5.2 Research hypotheses

Consistent with RH1 (strike probability judgments for target cities will increase over forecast advisories as each hurricane approaches landfall), the p s judgments for each target city (the ones at which the hurricanes made landfall) increased significantly over forecast advisories for Hurricanes A (Brownsville, Fig. 3, F 5, 395 = 26.95, p < .01), B (Port Arthur, Fig. 4, F 5, 395 = 14.69, p < .01), and D (New Orleans, Fig. 5, F 5, 395 = 47.15, p < .01).

Fig. 3
figure 3

Mean p s for hurricane A (Brownsville)

Fig. 4
figure 4

Mean p s for hurricane B (Port Arthur)

Fig. 5
figure 5

Mean p s for hurricane D (New Orleans)

Consistent with RH2 (strike probability judgments for adjacent cities will decrease over forecast advisories as each hurricane approaches landfall), the p s for the adjacent cities (those on either side of the target city) generally decreased over time, especially for Hurricane A/Brownsville. In Fig. 4 (Hurricane B/Port Arthur), the mean p s for New Orleans did not decline until FA6. Conversely, Fig. 5 (Hurricane D/New Orleans) shows that the mean p s for Port Arthur did not decline at all. The target city for Hurricane C was Corpus Christi (Fig. 6), which was not a city to which the participants could assign strike probabilities, but the p s for the adjacent cities (Brownsville and Port Arthur) both declined over the six forecast advisories—although the participants did provide significantly (F 1, 79 = 78.56, p < .05) higher p s for Brownsville than Port Arthur during FA2–FA6.

Fig. 6
figure 6

Mean p s for hurricane C (Corpus Christi)

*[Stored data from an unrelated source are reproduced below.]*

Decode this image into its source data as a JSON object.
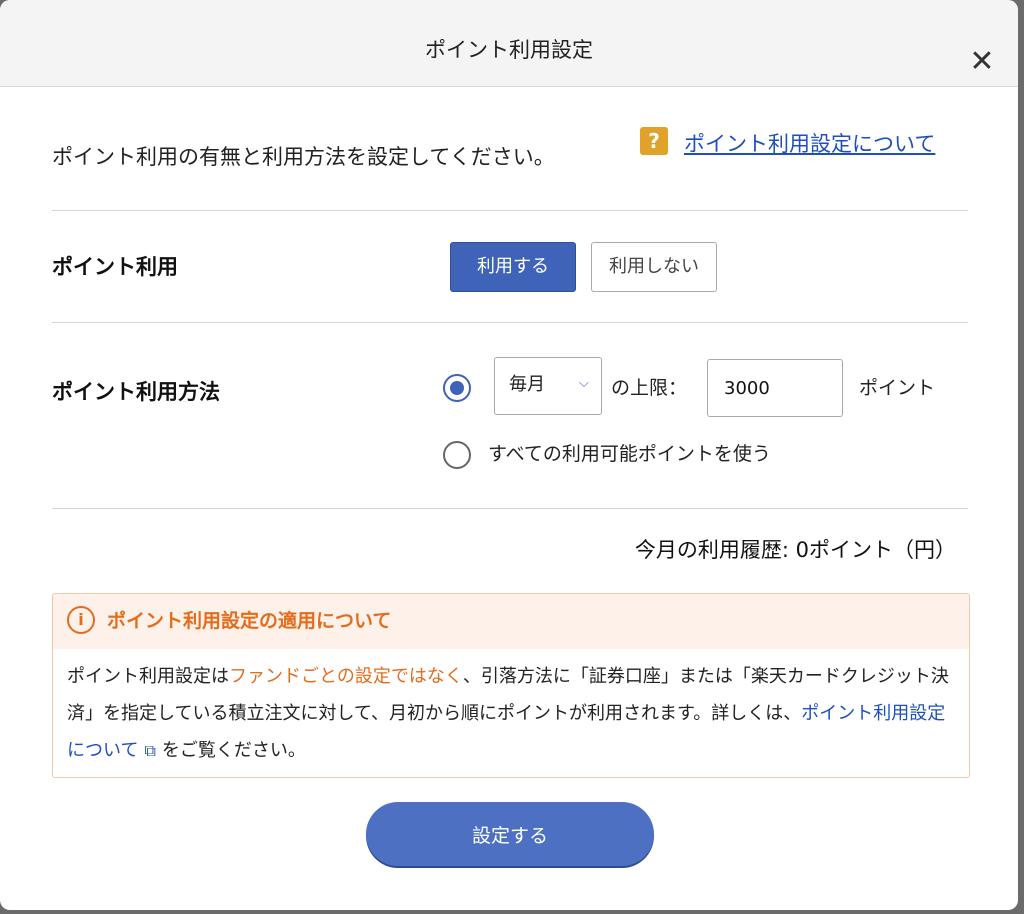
{
  "modal": {
    "title": "ポイント利用設定",
    "close_label": "✕"
  },
  "intro": {
    "text": "ポイント利用の有無と利用方法を設定してください。",
    "help_icon": "?",
    "help_link": "ポイント利用設定について"
  },
  "point_usage": {
    "label": "ポイント利用",
    "option_on": "利用する",
    "option_off": "利用しない",
    "selected": "利用する"
  },
  "usage_method": {
    "label": "ポイント利用方法",
    "period_select_value": "毎月",
    "limit_label": "の上限：",
    "limit_value": "3000",
    "unit": "ポイント",
    "all_points_label": "すべての利用可能ポイントを使う",
    "selected_option": "limit"
  },
  "history": {
    "text": "今月の利用履歴: 0ポイント（円）"
  },
  "notice": {
    "icon": "i",
    "title": "ポイント利用設定の適用について",
    "body_part1": "ポイント利用設定は",
    "body_highlight": "ファンドごとの設定ではなく",
    "body_part2": "、引落方法に「証券口座」または「楽天カードクレジット決済」を指定している積立注文に対して、月初から順にポイントが利用されます。詳しくは、",
    "body_link": "ポイント利用設定について",
    "body_part3": "をご覧ください。"
  },
  "submit": {
    "label": "設定する"
  },
  "icons": {
    "close": "close-icon",
    "help": "question-icon",
    "info": "info-icon",
    "external": "external-link-icon",
    "chevron": "chevron-down-icon"
  },
  "colors": {
    "primary": "#3f63b8",
    "link": "#1f4fbf",
    "notice_accent": "#e46c1d",
    "help_badge": "#e0a22a"
  }
}
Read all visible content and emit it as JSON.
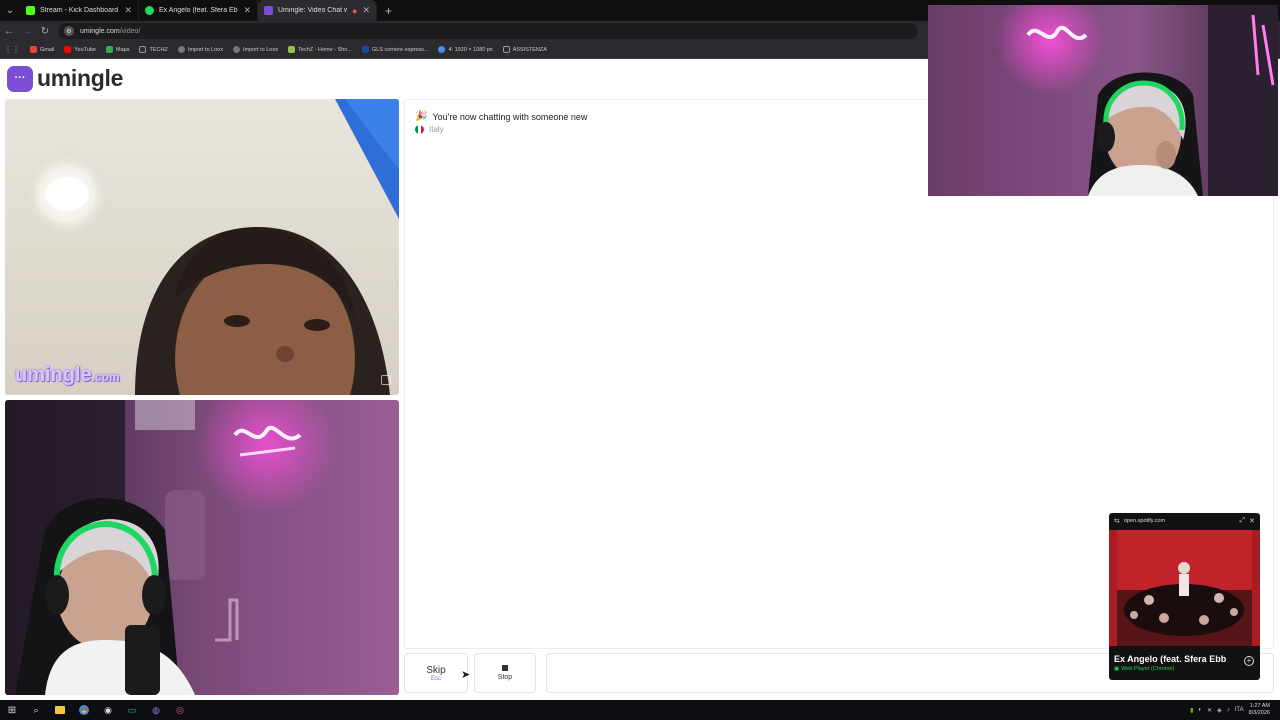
{
  "browser": {
    "tabs": [
      {
        "title": "Stream - Kick Dashboard",
        "color": "#53fc18",
        "active": false
      },
      {
        "title": "Ex Angelo (feat. Sfera Ebb...",
        "color": "#1ed760",
        "active": false
      },
      {
        "title": "Umingle: Video Chat with S...",
        "color": "#7a4fd6",
        "active": true
      }
    ],
    "new_tab": "+",
    "url_host": "umingle.com",
    "url_path": "/video/",
    "bookmarks": [
      {
        "label": "Gmail",
        "color": "#ea4335"
      },
      {
        "label": "YouTube",
        "color": "#ff0000"
      },
      {
        "label": "Maps",
        "color": "#34a853"
      },
      {
        "label": "TECHZ",
        "color": "#888888"
      },
      {
        "label": "Import to Loox",
        "color": "#aaaaaa"
      },
      {
        "label": "Import to Loox",
        "color": "#aaaaaa"
      },
      {
        "label": "TechZ - Home - Sho...",
        "color": "#95bf47"
      },
      {
        "label": "GLS corriere espress...",
        "color": "#1a4b9b"
      },
      {
        "label": "4: 1920 × 1080 px",
        "color": "#4a90e2"
      },
      {
        "label": "ASSISTENZA",
        "color": "#888888"
      }
    ]
  },
  "site": {
    "logo_text": "umingle",
    "watermark_main": "umingle",
    "watermark_tld": ".com"
  },
  "chat": {
    "emoji": "🎉",
    "message": "You're now chatting with someone new",
    "country": "Italy"
  },
  "controls": {
    "skip_label": "Skip",
    "skip_hint": "Esc",
    "stop_label": "Stop"
  },
  "spotify": {
    "domain": "open.spotify.com",
    "track_title": "Ex Angelo (feat. Sfera Ebb",
    "source": "Web Player (Chrome)"
  },
  "taskbar": {
    "time": "1:27 AM",
    "date": "8/3/2026",
    "lang": "ITA"
  },
  "colors": {
    "brand": "#7a4fd6",
    "spotify_green": "#1ed760"
  }
}
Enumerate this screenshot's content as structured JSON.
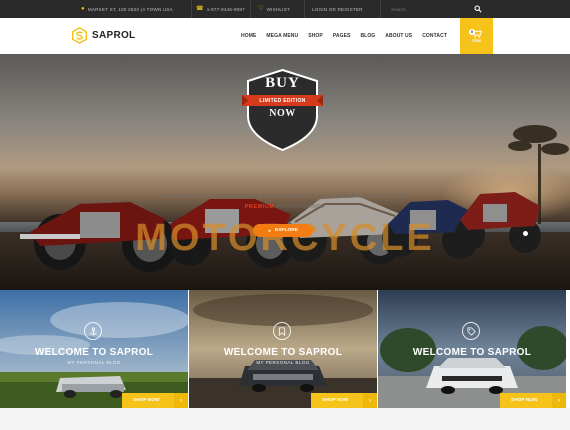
{
  "topbar": {
    "address": "MARKET ST, 100 2633 (A TOWN USA",
    "phone": "1-877-8445-9087",
    "wishlist": "WISHLIST",
    "login": "LOGIN OR REGISTER",
    "search_placeholder": "Search"
  },
  "header": {
    "logo": "SAPROL",
    "nav": [
      "HOME",
      "MEGA MENU",
      "SHOP",
      "PAGES",
      "BLOG",
      "ABOUT US",
      "CONTACT"
    ],
    "cart_count": "0",
    "cart_label": "ITEM"
  },
  "hero": {
    "badge_top": "BUY",
    "badge_ribbon": "LIMITED EDITION",
    "badge_bottom": "NOW",
    "intro": "INTRODUCING A MOTORCYCLE SO ADVANCED IT SETS A NEW STANDART FOR",
    "highlight": "PREMIUM",
    "intro_end": "PERFORMANCE",
    "title": "MOTORCYCLE",
    "button": "EXPLORE"
  },
  "cards": [
    {
      "title": "WELCOME TO SAPROL",
      "subtitle": "MY PERSONAL BLOG",
      "button": "SHOP NOW",
      "icon": "anchor-icon"
    },
    {
      "title": "WELCOME TO SAPROL",
      "subtitle": "MY PERSONAL BLOG",
      "button": "SHOP NOW",
      "icon": "bookmark-icon"
    },
    {
      "title": "WELCOME TO SAPROL",
      "subtitle": "",
      "button": "SHOP NOW",
      "icon": "tags-icon"
    }
  ],
  "colors": {
    "accent": "#f6c31a",
    "orange": "#f47d13",
    "red": "#e2401b",
    "topbar": "#2a2a2a"
  }
}
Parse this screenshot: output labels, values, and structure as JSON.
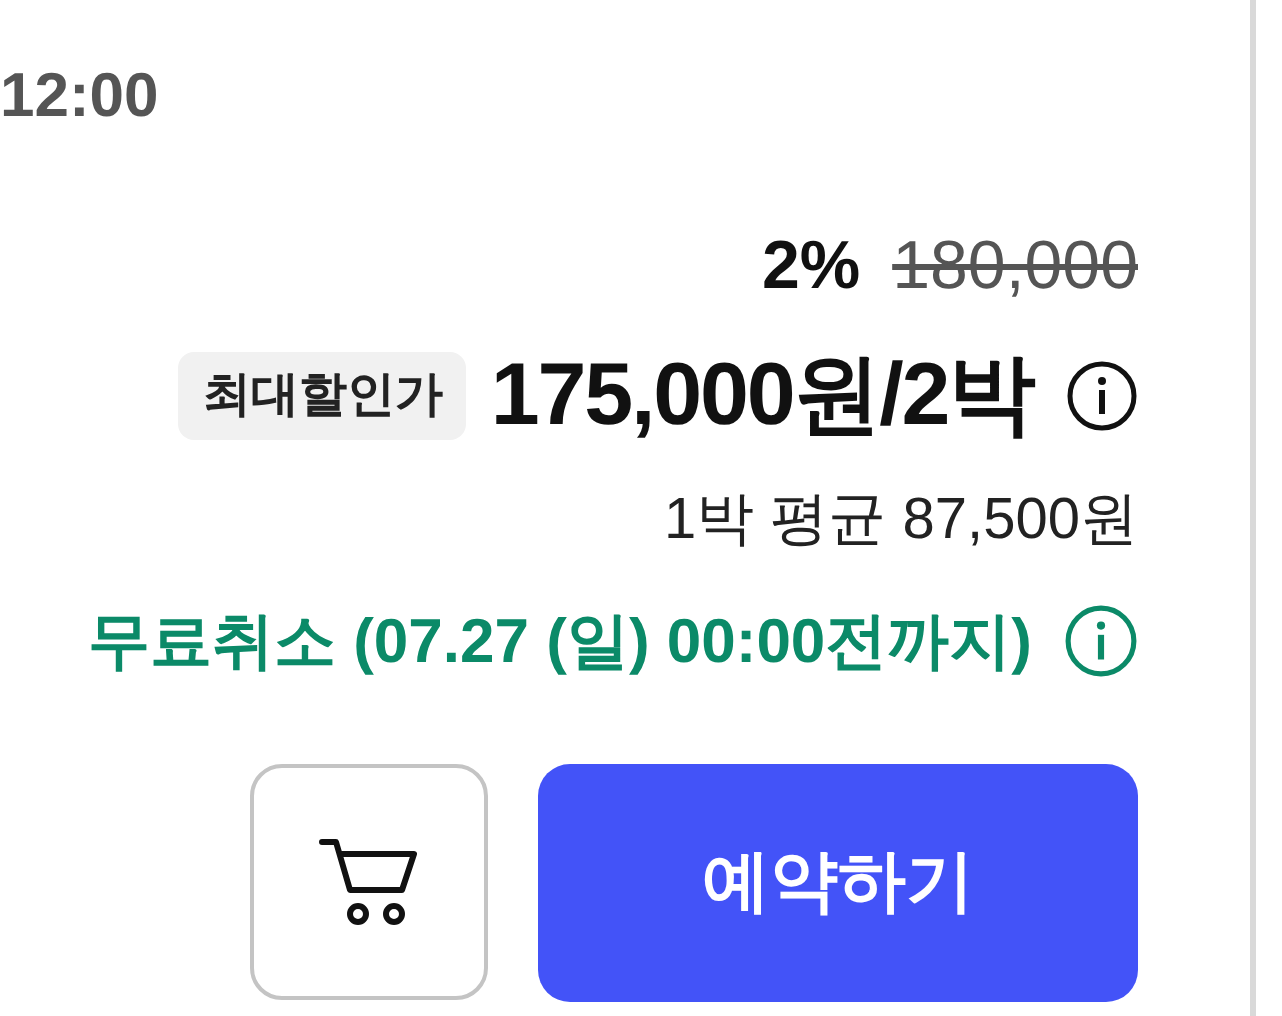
{
  "time": "12:00",
  "price": {
    "discount_rate": "2%",
    "original_price": "180,000",
    "badge": "최대할인가",
    "total": "175,000원/2박",
    "per_night": "1박 평균 87,500원"
  },
  "cancellation": {
    "text": "무료취소 (07.27 (일) 00:00전까지)"
  },
  "buttons": {
    "reserve": "예약하기"
  }
}
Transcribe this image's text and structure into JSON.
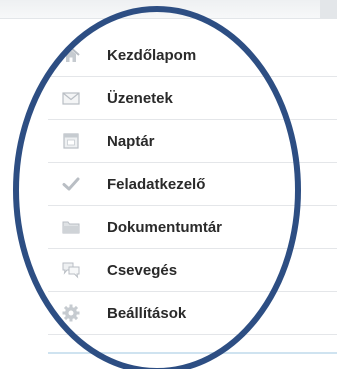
{
  "nav": {
    "items": [
      {
        "label": "Kezdőlapom",
        "icon": "home-icon"
      },
      {
        "label": "Üzenetek",
        "icon": "envelope-icon"
      },
      {
        "label": "Naptár",
        "icon": "calendar-icon"
      },
      {
        "label": "Feladatkezelő",
        "icon": "checkmark-icon"
      },
      {
        "label": "Dokumentumtár",
        "icon": "folder-icon"
      },
      {
        "label": "Csevegés",
        "icon": "chat-bubbles-icon"
      },
      {
        "label": "Beállítások",
        "icon": "gear-icon"
      }
    ]
  },
  "annotation": {
    "shape": "ellipse",
    "color": "#2d4e83"
  },
  "colors": {
    "label_text": "#2a2a2a",
    "icon_gray": "#b9bec4",
    "divider": "#e4e6e9"
  }
}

Consistent with RH3 (strike probability judgments for remote cities will be small but nonzero and remain low over forecast advisories as each hurricane approaches landfall), participants assigned small but nonzero strike probabilities to remote cities (cities farther away from the target city than the adjacent cities). For example, in Hurricane A/Brownsville (Fig. 3), the mean p s for Tampa, Apalachicola, and New Orleans (the remote cities for this hurricane scenario) was lower than the mean p s for Port Arthur and Tampico (the adjacent cities for this hurricane scenario) in all six of the forecast advisories (F 4, 316 = 86.32, p < .01).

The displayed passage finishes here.